I was using Lincoln Stein’s fine perl script torture.pl to stress test some J2EE architecture. We were having some initial stability problems and the code would break under the weight of torture. I ran the perl script while I monitored the J2EE server, a process that allowed us to identify the point of failure: an unclosed database connection. We patched the code and life was grand. With the fix in place, I stressed the server again with torture. It performed well under pressure and most importantly the code never broke, the server never failed.
But a funny thing happened on the way to user acceptance testing. The code broke again. How could that be? I had stressed the code with infinitely more simulated users then the number of acceptance testers. Why did the code break then? Did I miss something? In an attempt to solve the problem I was back in the lab with torture and stressing the java code.
But in the lab, the server wouldn’t break. I steadily increased the number of simulated users in a futile attempt to break the server. The only thing I broke was the Linux workstation which was running torture.pl, not the HP-UX server that was hosting the J2EE content. Perl’s overhead was exhausting the Linux workstation’s resources. I didn’t have access to the computing resources neccessary to run a high number of simulated users in perl. Therefore I needed something leaner.
I was working on project in C which made HTTP requests. Over the course of a weekend I was able to morph the code so that it would execute many simultaneous HTTP requests. I changed the output to match Lincoln Stein’s reporting so that it would be familiar to my team. Back in the lab on Monday morning, I was able to hit the server with three times as many simulated users. But nothing happened. The code still refused to break.
My new code proved one thing.

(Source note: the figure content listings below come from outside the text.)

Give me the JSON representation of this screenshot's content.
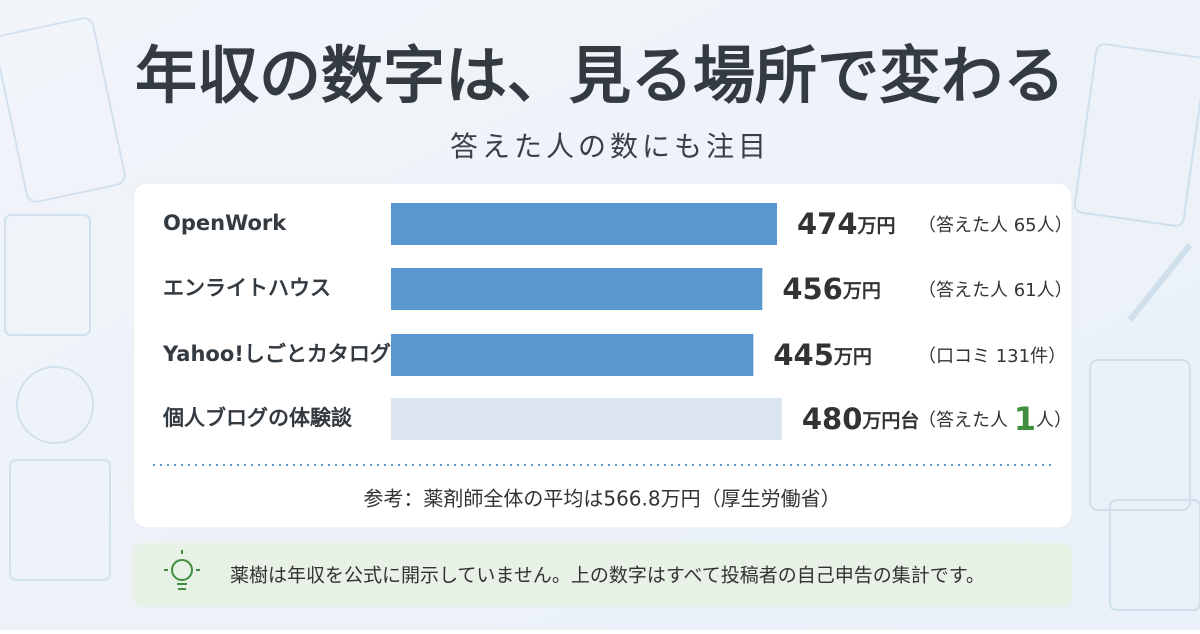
{
  "chart_data": {
    "type": "bar",
    "orientation": "horizontal",
    "title": "年収の数字は、見る場所で変わる",
    "subtitle": "答えた人の数にも注目",
    "categories": [
      "OpenWork",
      "エンライトハウス",
      "Yahoo!しごとカタログ",
      "個人ブログの体験談"
    ],
    "values": [
      474,
      456,
      445,
      480
    ],
    "value_labels": [
      "474万円",
      "456万円",
      "445万円",
      "480万円台"
    ],
    "notes": [
      "（答えた人 65人）",
      "（答えた人 61人）",
      "（口コミ 131件）",
      "（答えた人 1人）"
    ],
    "note_highlight": [
      false,
      false,
      false,
      true
    ],
    "highlight_color": "#3f8f3f",
    "colors": [
      "#5a97cf",
      "#5a97cf",
      "#5a97cf",
      "#dbe6f1"
    ],
    "reference": "参考：薬剤師全体の平均は566.8万円（厚生労働省）",
    "footer": "薬樹は年収を公式に開示していません。上の数字はすべて投稿者の自己申告の集計です。"
  }
}
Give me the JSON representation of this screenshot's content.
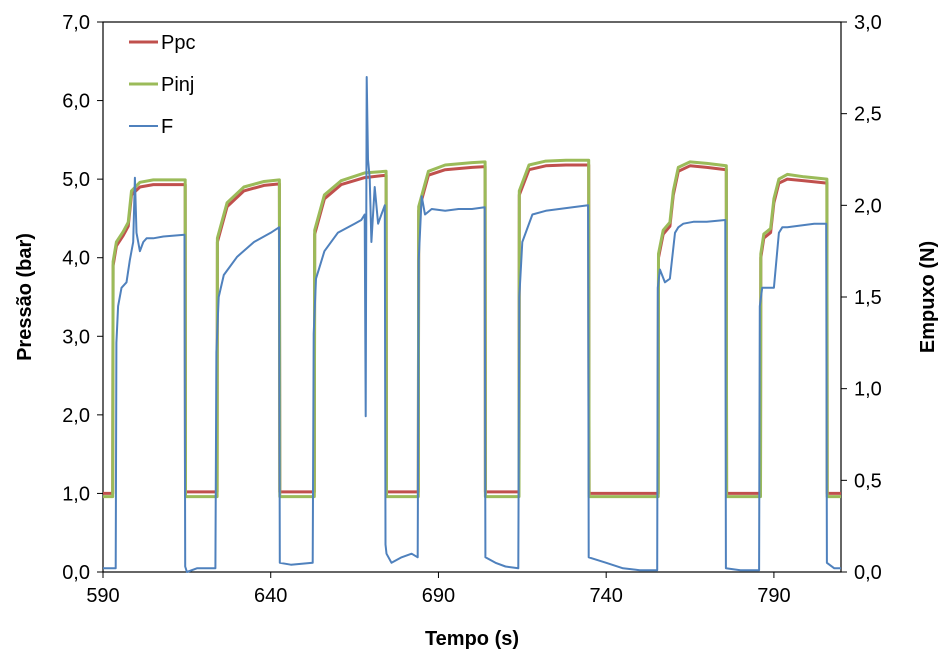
{
  "chart_data": {
    "type": "line",
    "xlabel": "Tempo (s)",
    "ylabel": "Pressão (bar)",
    "y2label": "Empuxo (N)",
    "xlim": [
      590,
      810
    ],
    "ylim": [
      0,
      7
    ],
    "y2lim": [
      0,
      3
    ],
    "xticks": [
      "590",
      "640",
      "690",
      "740",
      "790"
    ],
    "yticks": [
      "0,0",
      "1,0",
      "2,0",
      "3,0",
      "4,0",
      "5,0",
      "6,0",
      "7,0"
    ],
    "y2ticks": [
      "0,0",
      "0,5",
      "1,0",
      "1,5",
      "2,0",
      "2,5",
      "3,0"
    ],
    "grid": false,
    "legend_position": "top-left",
    "series": [
      {
        "name": "Ppc",
        "axis": "left",
        "color": "#C0504D",
        "x": [
          590,
          592.9,
          593,
          594,
          596,
          597.5,
          598.5,
          601,
          605,
          614.5,
          614.6,
          624,
          624.1,
          627,
          632,
          638,
          642.6,
          642.7,
          653,
          653.1,
          656,
          661,
          668,
          674.4,
          674.5,
          684,
          684.1,
          687,
          692,
          700,
          703.9,
          704,
          714,
          714.1,
          717,
          722,
          728,
          734.8,
          734.9,
          755.5,
          755.6,
          757,
          759,
          760,
          761.5,
          765,
          770,
          775.8,
          775.9,
          786,
          786.1,
          787,
          789,
          790,
          791.5,
          794,
          799,
          805.8,
          805.9,
          810
        ],
        "values": [
          1.0,
          1.0,
          3.9,
          4.15,
          4.28,
          4.4,
          4.8,
          4.9,
          4.93,
          4.93,
          1.02,
          1.02,
          4.2,
          4.65,
          4.85,
          4.92,
          4.94,
          1.02,
          1.02,
          4.3,
          4.75,
          4.93,
          5.02,
          5.05,
          1.02,
          1.02,
          4.6,
          5.05,
          5.12,
          5.15,
          5.16,
          1.02,
          1.02,
          4.8,
          5.12,
          5.17,
          5.18,
          5.18,
          1.0,
          1.0,
          4.0,
          4.3,
          4.4,
          4.8,
          5.1,
          5.17,
          5.15,
          5.12,
          1.0,
          1.0,
          4.0,
          4.25,
          4.32,
          4.7,
          4.95,
          5.0,
          4.98,
          4.95,
          1.0,
          1.0
        ]
      },
      {
        "name": "Pinj",
        "axis": "left",
        "color": "#9BBB59",
        "x": [
          590,
          592.9,
          593,
          594,
          596,
          597.5,
          598.5,
          601,
          605,
          614.5,
          614.6,
          624,
          624.1,
          627,
          632,
          638,
          642.6,
          642.7,
          653,
          653.1,
          656,
          661,
          668,
          674.4,
          674.5,
          684,
          684.1,
          687,
          692,
          700,
          703.9,
          704,
          714,
          714.1,
          717,
          722,
          728,
          734.8,
          734.9,
          755.5,
          755.6,
          757,
          759,
          760,
          761.5,
          765,
          770,
          775.8,
          775.9,
          786,
          786.1,
          787,
          789,
          790,
          791.5,
          794,
          799,
          805.8,
          805.9,
          810
        ],
        "values": [
          0.96,
          0.96,
          3.95,
          4.2,
          4.33,
          4.45,
          4.85,
          4.96,
          4.99,
          4.99,
          0.96,
          0.96,
          4.25,
          4.7,
          4.9,
          4.97,
          4.99,
          0.96,
          0.96,
          4.35,
          4.8,
          4.98,
          5.08,
          5.1,
          0.96,
          0.96,
          4.65,
          5.1,
          5.18,
          5.21,
          5.22,
          0.96,
          0.96,
          4.85,
          5.18,
          5.23,
          5.24,
          5.24,
          0.96,
          0.96,
          4.05,
          4.35,
          4.45,
          4.85,
          5.15,
          5.22,
          5.2,
          5.17,
          0.96,
          0.96,
          4.05,
          4.3,
          4.37,
          4.75,
          5.0,
          5.06,
          5.03,
          5.0,
          0.96,
          0.96
        ]
      },
      {
        "name": "F",
        "axis": "right",
        "color": "#4F81BD",
        "x": [
          590,
          593.8,
          594,
          594.5,
          595.5,
          597,
          598,
          599,
          599.5,
          600,
          601,
          602,
          603,
          605,
          608,
          614.3,
          614.5,
          615,
          618,
          623.5,
          623.8,
          624.5,
          626,
          630,
          635,
          640,
          642.5,
          642.7,
          646,
          652.5,
          652.8,
          653.5,
          656,
          660,
          665,
          667,
          668,
          668.3,
          668.6,
          669,
          669.5,
          670,
          671,
          672,
          673,
          674,
          674.2,
          674.5,
          676,
          679,
          682,
          683.8,
          684.1,
          685,
          686,
          688,
          692,
          696,
          700,
          703.8,
          704,
          707,
          710,
          713.8,
          714.1,
          715,
          718,
          722,
          726,
          730,
          734.6,
          734.8,
          740,
          745,
          750,
          755.2,
          755.4,
          756,
          757.5,
          759,
          760.5,
          761.5,
          763,
          766,
          770,
          775.5,
          775.7,
          780,
          785.6,
          785.8,
          786.5,
          788,
          790,
          791.5,
          792.5,
          794,
          798,
          802,
          805.6,
          805.8,
          808,
          810
        ],
        "values": [
          0.02,
          0.02,
          1.25,
          1.45,
          1.55,
          1.58,
          1.7,
          1.8,
          2.15,
          1.85,
          1.75,
          1.8,
          1.82,
          1.82,
          1.83,
          1.84,
          0.03,
          0.0,
          0.02,
          0.02,
          1.2,
          1.5,
          1.62,
          1.72,
          1.8,
          1.85,
          1.88,
          0.05,
          0.04,
          0.05,
          1.3,
          1.6,
          1.75,
          1.85,
          1.9,
          1.92,
          1.95,
          0.85,
          2.7,
          2.25,
          2.15,
          1.8,
          2.1,
          1.9,
          1.95,
          2.0,
          0.15,
          0.1,
          0.05,
          0.08,
          0.1,
          0.08,
          1.7,
          2.05,
          1.95,
          1.98,
          1.97,
          1.98,
          1.98,
          1.99,
          0.08,
          0.05,
          0.03,
          0.02,
          1.5,
          1.8,
          1.95,
          1.97,
          1.98,
          1.99,
          2.0,
          0.08,
          0.05,
          0.02,
          0.01,
          0.01,
          1.55,
          1.65,
          1.58,
          1.6,
          1.85,
          1.88,
          1.9,
          1.91,
          1.91,
          1.92,
          0.02,
          0.01,
          0.01,
          1.45,
          1.55,
          1.55,
          1.55,
          1.85,
          1.88,
          1.88,
          1.89,
          1.9,
          1.9,
          0.05,
          0.02,
          0.02
        ]
      }
    ]
  }
}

I was persuing the problem from the wrong angle. The number of simulated users exceeded the number of acceptance testers by many orders of magnitude, yet the acceptance testers were able to break the server, but the simulated users were not. Torture was pounding the server one URL at a time, the acceptance testers were roaming through the content at will. That discrepancy, I concluded, explained how the code passed one test and failed in the other. I had to recreate the acceptance testing in a lab environment so that I could pinpoint the cause of failure.
I cobbled a perl script which havested server links to a file. I rewote the C code so that it would read the URLs into memory and requested them randomly. Success! I was able to break the server; I could recreate the failure.
Continued testing led me to the conclusion that our code was not breaking, but rather the failure was at the server itself. Through the evidence we collected we were able to prove a problem to a vendor which ultimately resulted in a vendor issued patch. With that in place, the site was stable.
I added a cool name and GNU autotools support and published siege GPL because I thought it would be useful to others.